In our spring application, we use HttpServletRequest
in two ways:
(the code here are simplied, and seems meaningless)
In the controller:
@RequestMapping(value = "/hello", method = RequestMethod.GET)
@ResponseBody
public ResponseEntity<String> hello(HttpServletRequest request) {
System.out.println("## controller req.hashcode: " + request.hashCode());
System.out.println("## header 'abc': " + request.getHeader("abc"));
return new ResponseEntity<String>("OK", HttpStatus.OK);
}
In a normal component:
@Component
class RequestService {
private final HttpServletRequest request;
@Autowired
public RequestService(HttpServletRequest request) {
this.request = request;
}
public String getHeaderAbc() {
System.out.println("## service req.hashcode: " + request.hashCode());
return this.request.getHeader("abc");
}
}
At first, I was thinking the 2nd way is totally wrong, because it should only inject the request
instance once.

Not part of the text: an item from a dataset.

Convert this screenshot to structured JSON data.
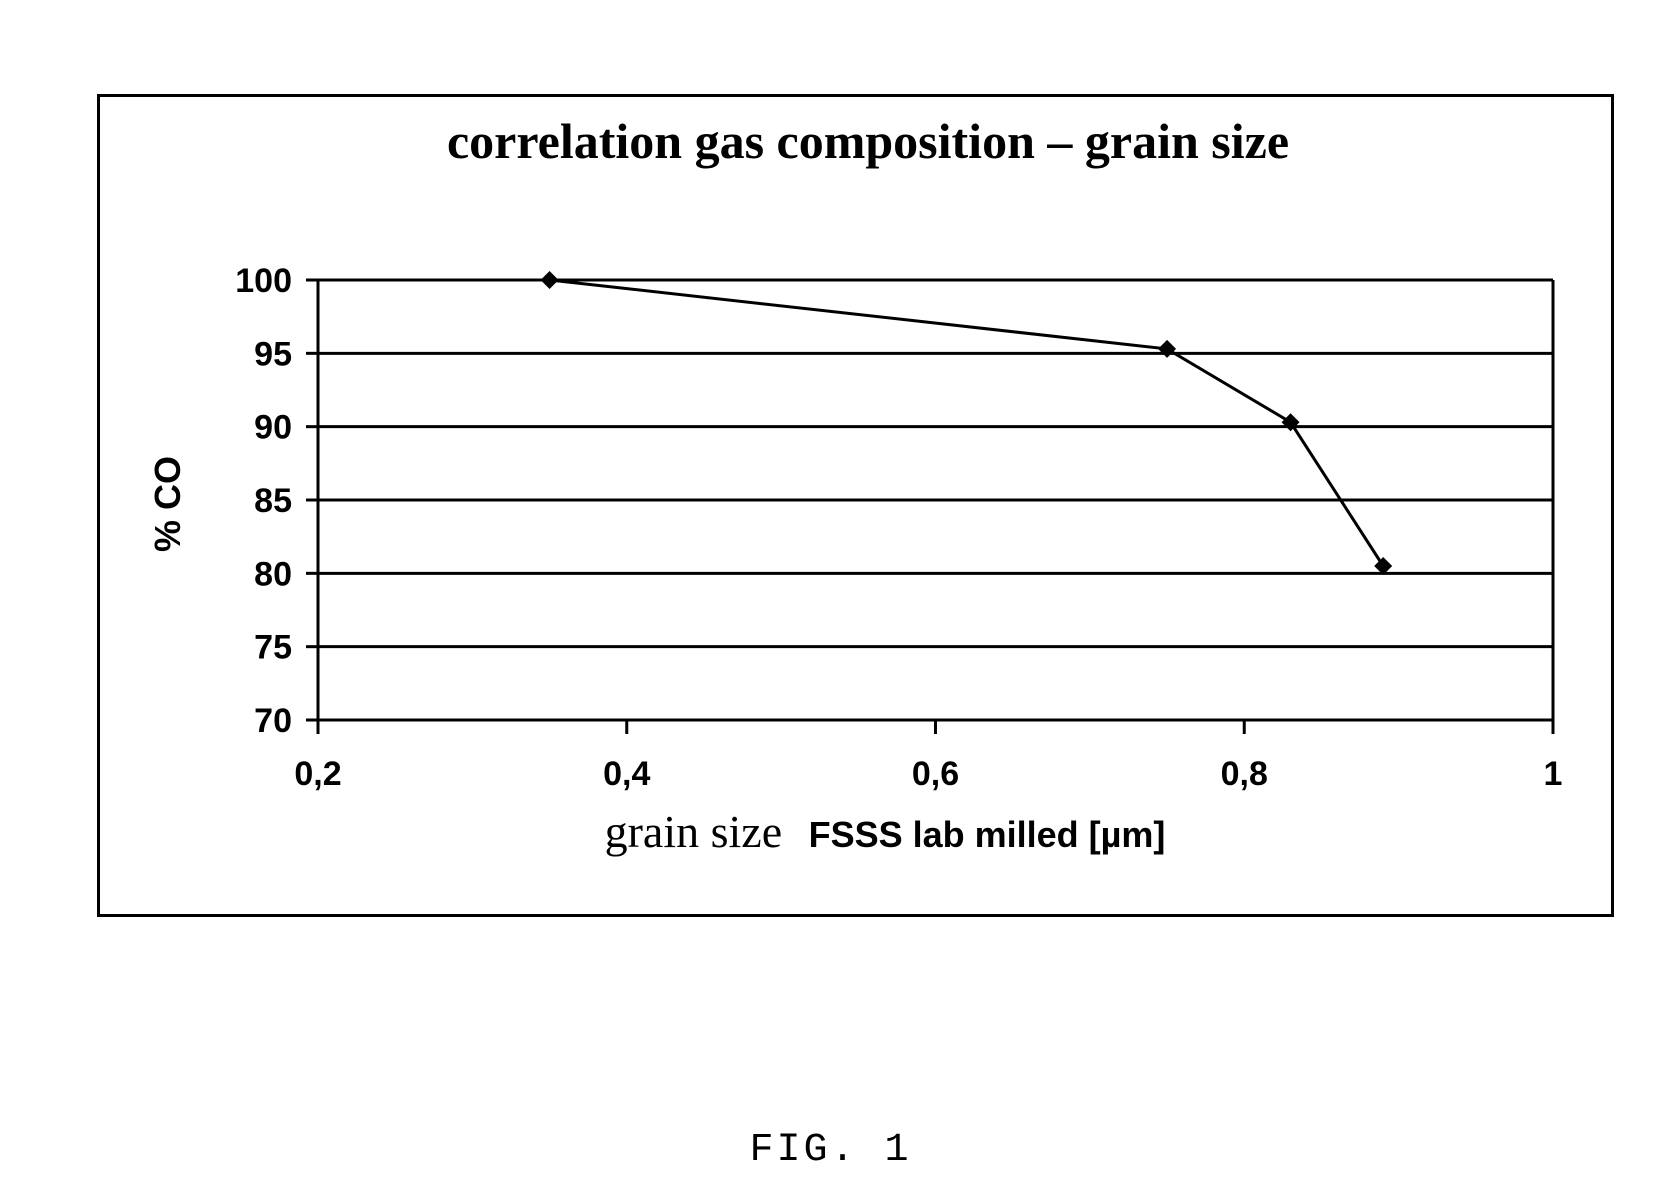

So no matter when I invoke getHeaderAbc()
method, it should return the same value(of the first request).
But when I try it, I found several interesting things:
request.hashCode()
in controller is always different (as I expected)request.hashCode()
in RequestService
is always the same (as I thought)abc
!!!It seems for the singleton RequestService
, spring keeps the request
instance, but changed the headers it contains!
How to understand it?
Take a look at the scoped proxy. http://www.java-allandsundry.com/2012/08/spring-scoped-proxy.html Basically you inject a proxy that keeps a references to the current HttpRequest beans and gives you the right one, selecting it by the request id.
IMHO using HttpRequest outside of the web layer is not a good practice. I would use it only in the controlellrs.